Mit einer konsequenten Web-Strategie hat Barack Obama Hillary Clinton aus dem Rennen geschlagen. Auch bei der eigentlichen Präsidentenwahl hat ihm das geholfen - und wird vielleicht sogar seinen Regierungsstil prägen.

In Pocket speichern vorlesen Druckansicht 2 Kommentare lesen
Lesezeit: 14 Min.
Von
  • David Talbot
Inhaltsverzeichnis

Wenn es nach Joe Trippi geht, war das Rennen bereits am 4. März 2008 gelaufen. An diesem Tag, dem zweiten sogenannten Super Tuesday im Kampf um die Nominierung als Kandidat bei der US-Präsidentschaftswahl im November, stand bei den Demokraten die Entscheidung in vier Bundesstaaten an. Die meisten Stimmen waren in Texas zu holen, wo die Partei-Anhänger zuerst in Wahllokalen abstimmen und dann ein weiteres Mal bei Versammlungen, den sogenannten Caucuses. Hillary Clinton hatte in Texas etwa 20000 freiwillige Helfer. 104000 Texaner aber hatten sich über dessen Sozialnetz-Dienst www.my.barackobama.com ("MyBO") als Unterstützer für Barack Obama registriert, sagt Trippi, der 2004 den Wahlkampf des demokratischen Kandidaten Howard Dean geleitet hatte. Schon vorher hatte Obama mithilfe seiner Website Erfolge gefeiert – und unter anderem mit 55 Millionen Dollar in einem Monat einen Rekord im Auftreiben politischer Spenden aufgestellt. Als er per E-Mail von Obamas Freiwilligenzahlen in Texas erfuhr, erinnert sich Trippi, habe er nur noch gedacht "Spiel, Satz und Sieg – es ist vorbei".
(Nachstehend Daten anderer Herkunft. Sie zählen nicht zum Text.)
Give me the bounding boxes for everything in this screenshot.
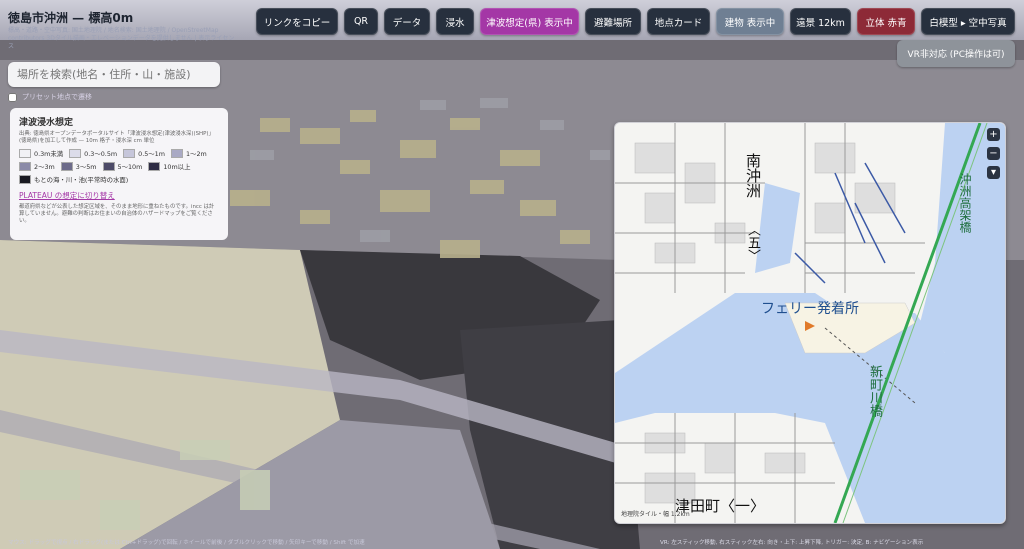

Denn Obamas Team konnte seine vielen Helfer quasi mühelos mobilisieren. Die Datenbanken hinter MyBO gaben bereitwillig Listen der Freiwilligen in Texas aus, sortiert nach kleinsten geografischen Einheiten. So ließen sich die Helfer vor Ort dort einsetzen, wo sie am meisten ausrichten konnten. "Man ging einfach online und hat die Namen, Adressen und Telefonnummern von hundert Leuten in der Nachbarschaft heruntergeladen. Die konnte man dann gezielt auf die Wahl ansprechen. Jeder am heimischen PC war aufgerufen, Broschüren herunterzuladen und auszudrucken", erklärt Trippi.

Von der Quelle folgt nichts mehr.